Welcome to the modern-day trenches.
Midway through the trip the operator announces a five-minute delay through the choppy acoustics. You sigh and dismiss it as just another day. By the time you get to your office, you’re exhausted.
Sadly, this is the reality for a lot of people using public transit around the world. And this is more than just an issue of comfort.
Around the world, public transit systems are riddled with issues ranging from discomfort and long wait times to lack of security and safety.
These are very concerning issues considering how the sector is the lifeblood of many metropolitan cities. It enables people who don’t own or can’t afford private vehicles to get from point A to B. It’s something that affects everyone, wherever they are on the socioeconomic ladder.
An efficient public transport system equates a fluid flow of commerce as well. With better public transport, the confidence and demeanour of entrepreneurs and investors, both domestic and foreign will also improve.
There are a lot of solutions floating out there.
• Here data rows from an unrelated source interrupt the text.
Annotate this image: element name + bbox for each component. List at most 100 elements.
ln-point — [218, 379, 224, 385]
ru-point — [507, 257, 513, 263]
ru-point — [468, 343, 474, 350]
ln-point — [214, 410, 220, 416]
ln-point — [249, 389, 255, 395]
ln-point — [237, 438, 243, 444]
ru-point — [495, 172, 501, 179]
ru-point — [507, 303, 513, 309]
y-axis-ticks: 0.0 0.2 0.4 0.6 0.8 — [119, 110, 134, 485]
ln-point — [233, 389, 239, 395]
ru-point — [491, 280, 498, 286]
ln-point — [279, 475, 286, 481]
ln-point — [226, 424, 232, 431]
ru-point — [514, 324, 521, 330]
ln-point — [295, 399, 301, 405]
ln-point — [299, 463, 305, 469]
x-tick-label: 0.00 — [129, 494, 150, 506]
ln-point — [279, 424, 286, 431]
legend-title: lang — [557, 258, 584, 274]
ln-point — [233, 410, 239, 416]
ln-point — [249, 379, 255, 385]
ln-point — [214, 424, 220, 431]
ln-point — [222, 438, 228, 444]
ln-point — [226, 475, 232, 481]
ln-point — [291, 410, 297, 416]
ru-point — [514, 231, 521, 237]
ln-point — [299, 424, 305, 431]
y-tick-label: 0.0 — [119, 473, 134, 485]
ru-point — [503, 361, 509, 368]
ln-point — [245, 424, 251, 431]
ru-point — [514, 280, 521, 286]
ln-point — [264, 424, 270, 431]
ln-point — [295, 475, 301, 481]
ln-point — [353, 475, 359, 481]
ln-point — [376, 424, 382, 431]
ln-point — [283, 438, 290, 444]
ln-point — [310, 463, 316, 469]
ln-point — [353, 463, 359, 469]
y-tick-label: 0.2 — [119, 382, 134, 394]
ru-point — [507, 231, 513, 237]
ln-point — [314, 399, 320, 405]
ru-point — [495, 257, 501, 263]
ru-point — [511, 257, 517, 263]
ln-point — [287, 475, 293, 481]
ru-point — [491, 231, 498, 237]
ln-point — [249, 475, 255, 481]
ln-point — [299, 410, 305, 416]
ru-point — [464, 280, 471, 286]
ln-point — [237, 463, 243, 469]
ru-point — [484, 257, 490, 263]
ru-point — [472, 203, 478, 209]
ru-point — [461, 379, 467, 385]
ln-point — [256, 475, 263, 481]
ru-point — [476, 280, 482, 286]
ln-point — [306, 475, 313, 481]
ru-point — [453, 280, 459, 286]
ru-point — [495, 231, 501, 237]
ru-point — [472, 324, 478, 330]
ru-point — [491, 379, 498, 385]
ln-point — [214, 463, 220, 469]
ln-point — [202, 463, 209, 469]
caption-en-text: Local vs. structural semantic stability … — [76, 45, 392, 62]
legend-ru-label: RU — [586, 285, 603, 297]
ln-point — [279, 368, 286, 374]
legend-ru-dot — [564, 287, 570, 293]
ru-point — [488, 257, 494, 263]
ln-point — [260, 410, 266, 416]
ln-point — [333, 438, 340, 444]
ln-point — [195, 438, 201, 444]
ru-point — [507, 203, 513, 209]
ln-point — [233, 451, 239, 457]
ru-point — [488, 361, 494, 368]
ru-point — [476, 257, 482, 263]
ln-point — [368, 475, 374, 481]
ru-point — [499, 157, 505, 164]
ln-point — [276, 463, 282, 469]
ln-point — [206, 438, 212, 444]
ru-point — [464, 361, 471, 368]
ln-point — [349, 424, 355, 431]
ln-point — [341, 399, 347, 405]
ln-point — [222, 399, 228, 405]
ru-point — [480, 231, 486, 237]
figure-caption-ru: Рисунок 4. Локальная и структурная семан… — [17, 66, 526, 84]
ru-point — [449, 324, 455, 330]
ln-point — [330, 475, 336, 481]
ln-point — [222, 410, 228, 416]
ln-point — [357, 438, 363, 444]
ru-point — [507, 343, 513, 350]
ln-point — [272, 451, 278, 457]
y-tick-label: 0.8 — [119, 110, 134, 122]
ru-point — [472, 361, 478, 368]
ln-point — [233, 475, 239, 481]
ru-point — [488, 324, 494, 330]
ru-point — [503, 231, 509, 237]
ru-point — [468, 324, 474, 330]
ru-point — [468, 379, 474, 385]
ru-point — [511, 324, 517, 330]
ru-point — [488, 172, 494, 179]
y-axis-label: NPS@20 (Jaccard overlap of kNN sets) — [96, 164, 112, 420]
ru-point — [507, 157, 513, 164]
Some make more sense than others. This article from The Atlantic suggests replacing the subway in New York City with a fleet of autonomous vehicles running on underground pavements.
This Bloomberg article, on the other hand, comments that any solution that will ultimately lower the capacity of public transport cannot be adopted because it will only result in exclusion for the poorer members of society.
These papers from the United Nations Economic and Social Commission for Asia and Pacific and the Union Internationale des Transports Publics are suggesting more sustainable updates to the current public transport.
They detail the lowered cost and increased economic efficiency of pulling away from private transport into more sustainable public transportation. However, both papers admit that it will take substantial investments for them to work.
UNESCAP claims that the benefits outweigh the cost, stating how 36,000 American jobs are created for every $1 billion spent on improving public transit. The article further states how this is significantly more advantageous than investing in the construction and maintenance of costly road infrastructures that don’t readily address congestion in most of the world.
The success of public transportation relies on both the relevance and impact of policies and the patronage of the public. However, policy makers and the users of public transit systems don’t necessarily have the same view on matters. In fact, this study commissioned by the Government Transport Authority of New Zealand found a lot of mismatches between the expectations and priorities of the public and the policy makers.
But there is progress. There are a number of policy makers that are taking the cue and experiencing public transport for themselves. Singapore’s Neo Kian Hong, chairman and CEO of SMRT Corporation, for example, has promised to take public transport instead of using his private vehicle.
With the people capable of enacting change side by side with the public on the trenches, it will be very interesting to see what kind of realizations and solutions they can come up with.